Vita quotidiana di un traduttore editoriale Sapete quanto si riceve in media a cartella per un romanzo di circa 400 pagine dall’inglese? 3.75 euro su cui poi dovrete pagare le tasse. Per la traduzione di un romanzo dal tedesco — combinazione linguistica che dovrebbe essere mediamente pagata di più data la maggiore difficoltà nell’imparare la lingua e la conseguente “penuria” di traduttori  un collega mi riferisce che gli sono stati offerti ben 2.97 a cartella (con tempi di consegna ancora più ristretti rispetto a quanto solitamente ha a disposizione). Una cifra da capogiro, vero? Direi che siamo ben oltre la soglia dello sfruttamento. 

Chi tra voi starà leggendo questo intervento si chiederà giustamente perché ho deciso di continuare a tradurre. La risposta è molto semplice: per passione, perché è l’unica cosa che mi fa stare bene e che amo fare. E pur di continuare a farlo, pur di continuare a coltivare il sogno di poter tradurre un giorno per la casa editrice che amo più di tutte, Adelphi, sono disposta a massacrarmi otto ore al giorno lavorando fuori casa, facendo un lavoro che detesto per poter contare su uno stipendio che mi permetta di pagarmi l’affitto, e mi riduco a tradurre la notte. La mia vita sociale si è drasticamente ridotta e soprattutto sono sfinita, mentalmente e fisicamente, perché forse non esiste lavoro intellettuale più duro del tradurre. Quello che mi chiedo è: come mai in un paese tanto esterofilo i traduttori sono malpagati e trattati ancora peggio? Come mai è diventato così difficile riuscire a farsi assegnare una prova di traduzione? Perché le case editrici non si prendono la briga di rispondere quando ci si presenta chiedendo di poter fare una prova? Perché siamo troppi? Eppure senza traduttori moltissime case editrici italiane non potrebbero sopravvivere. 

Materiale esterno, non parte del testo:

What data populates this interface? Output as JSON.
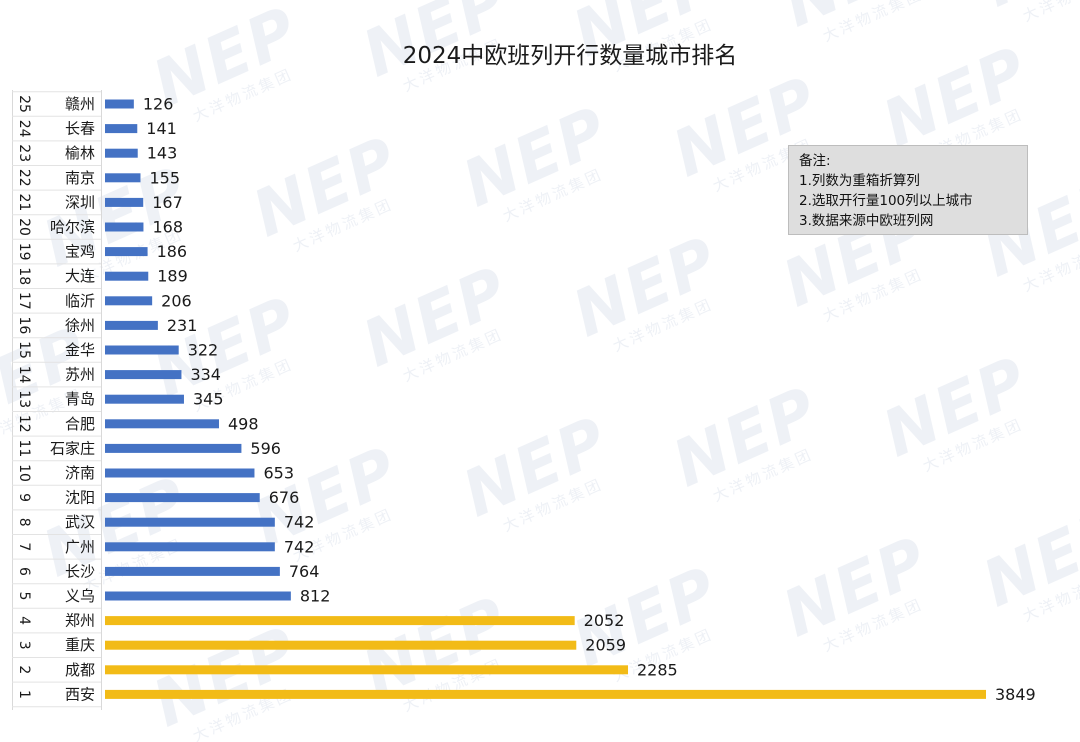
{
  "watermark": {
    "logo": "NEP",
    "text": "大洋物流集团"
  },
  "title": "2024中欧班列开行数量城市排名",
  "note": {
    "heading": "备注:",
    "lines": [
      "1.列数为重箱折算列",
      "2.选取开行量100列以上城市",
      "3.数据来源中欧班列网"
    ]
  },
  "colors": {
    "blue": "#4472c4",
    "gold": "#f2bb17"
  },
  "chart_data": {
    "type": "bar",
    "orientation": "horizontal",
    "title": "2024中欧班列开行数量城市排名",
    "ranks": [
      25,
      24,
      23,
      22,
      21,
      20,
      19,
      18,
      17,
      16,
      15,
      14,
      13,
      12,
      11,
      10,
      9,
      8,
      7,
      6,
      5,
      4,
      3,
      2,
      1
    ],
    "categories": [
      "赣州",
      "长春",
      "榆林",
      "南京",
      "深圳",
      "哈尔滨",
      "宝鸡",
      "大连",
      "临沂",
      "徐州",
      "金华",
      "苏州",
      "青岛",
      "合肥",
      "石家庄",
      "济南",
      "沈阳",
      "武汉",
      "广州",
      "长沙",
      "义乌",
      "郑州",
      "重庆",
      "成都",
      "西安"
    ],
    "values": [
      126,
      141,
      143,
      155,
      167,
      168,
      186,
      189,
      206,
      231,
      322,
      334,
      345,
      498,
      596,
      653,
      676,
      742,
      742,
      764,
      812,
      2052,
      2059,
      2285,
      3849
    ],
    "highlight_top": 4,
    "xlim": [
      0,
      3849
    ],
    "grid": false,
    "legend": "none"
  }
}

Sono davvero l’unica traduttrice che ha provato a presentarsi a qualche casa editrice durante il Salone del Libro di Torino ed è stata guardata dall’alto in basso e spesso trattata con sufficienza da chi presidiava gli stand degli editori? Eppure i traduttori dovrebbero essere una delle figure professionali più importanti del mondo dell’editoria. Invece no. Siamo scocciature, che però permettono agli editori di arricchirsi. Perché vedete, cari colleghi e lettori di questo blog, in Italia (e forse anche all’estero) è ormai passato il messaggio che la traduzione può essere un hobby e come tale può anche non essere retribuito. Perché quando l’editore ti offre 2.97 euro a cartella e ti paga dopo 6/8 mesi, sta di fatto sminuendo la tua professionalità e la fatica di anni e anni di studio, salvo poi esigere traduzioni di qualità. Ci mancherebbe altro! A queste condizioni, di che tipo di qualità stiamo parlando? Mi è capitato spesso di conoscere persone che traducono “per arrotondare”? Si è mai sentito di un dentista o di un avvocato, che dopo anni di fatica e di studio, estraggono denti o discutono cause in tribunale per “arrotondare”? La professionalità di un traduttore e la qualità del suo lavoro possono davvero essere solo una questione di “arrotondamento” di bilancio? Nonostante tutto questo continuo a tradurre e faccio davvero del mio meglio per consegnare all’editore un lavoro di qualità. Sicuramente a volte posso riuscirci meglio di altre e di certo non sono immune da errori, ma l’editore cosa fa per mettermi nelle condizioni di potergli dare un lavoro di qualità?